Dans le cadre du projet de mise en place d’antennes CNDH dans les régions du Nord et du Sud de la République de Djibouti, la GIZ-BMM a invité les cadres de la CNDH-D à effectuer une mission d’observation et de partage d’expérience avec leurs homologues kenyans de Nairobi et de Wajir pendant la période du 6 au 10 aout 2018.

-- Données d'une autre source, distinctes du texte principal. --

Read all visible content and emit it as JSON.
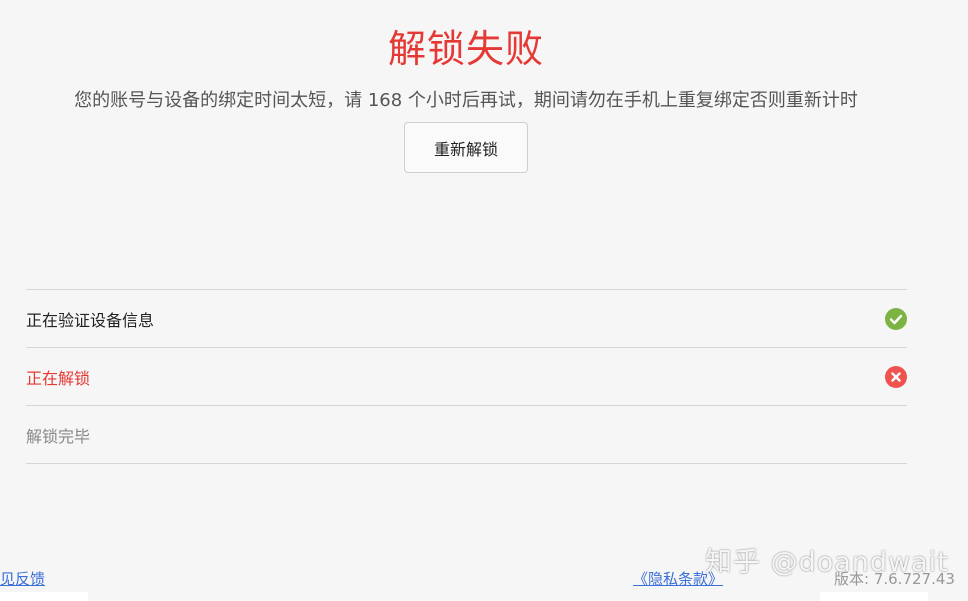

Après un rapide briefing sur la sécurité, au siège de la GIZ du Kenya, la délégation s’est entretenue avec le Directeur GIZ des pays Kenya et Somalie Monsieur Stefan Opitz d’abord, avant d’avoir tout au long de la semaine des entretiens avec les membres et le personnel de la KNHRC, du RINADH, de la KHRC, du CTIP(Counter Trafficking In Persons Secretariat) et plus particulièrement son département pour les mineurs ainsi que l’ONG HAART à leurs sièges respectifs.
Le 06 août une réunion d’introduction de la visite d’études a eu lieu en présence des partenaires entre les Commissions djiboutienne et kenyane (CNDH-D et KNCHR). Celles-ci ont été présentées conjointement par une des commissaires déléguée par la présidente de la KNCHR, Mme Jedidah Wakonyo Waruhiu et par le président M. Saleban Omar Oudin. Ils ont présenté les objectifs, les programmes mais aussi le fonctionnement et les méthodes de travail de leurs institutions respectives. Le Secrétaire général de la CNDH-D a présenté l’historique de la CNDH de Djibouti depuis sa création en 2008, le changement de régime initié par la loi de 2014 et son décret d’application de 2015, jusqu’à la mise en place des nouveaux membres en 2016. Des interrogations et partages d’expérience ont été formulés sur le travail de la KNCHR avec les autorités, sur leur méthode de traitement de plaintes (mises en place des bureaux des plaintes) et sur la prise en compte des plaintes des migrants. A la fin de la réunion, le Président de la CNDH de Djibouti a remercié la GIZ-BMM Djibouti et du Kenya sur l’importance de la coopération sur les droits des migrants, également dans ce sens il a rendu hommage à la commission sœur du Kenya pour son accueil et sa disponibilité. A son tour, Mme Jedidah Wa Wakonyo Waruhiu, a remercié le Président de la CNDH-Djibouti et sa délégation et a souligné la pertinence des interactions effectués entre les deux équipes.
Dans l’après-midi, Mme Veronica Mwangi haut cadre de la KNCHR en charge de la migration a effectué une large présentation sur la gestion de la migration au Kenya.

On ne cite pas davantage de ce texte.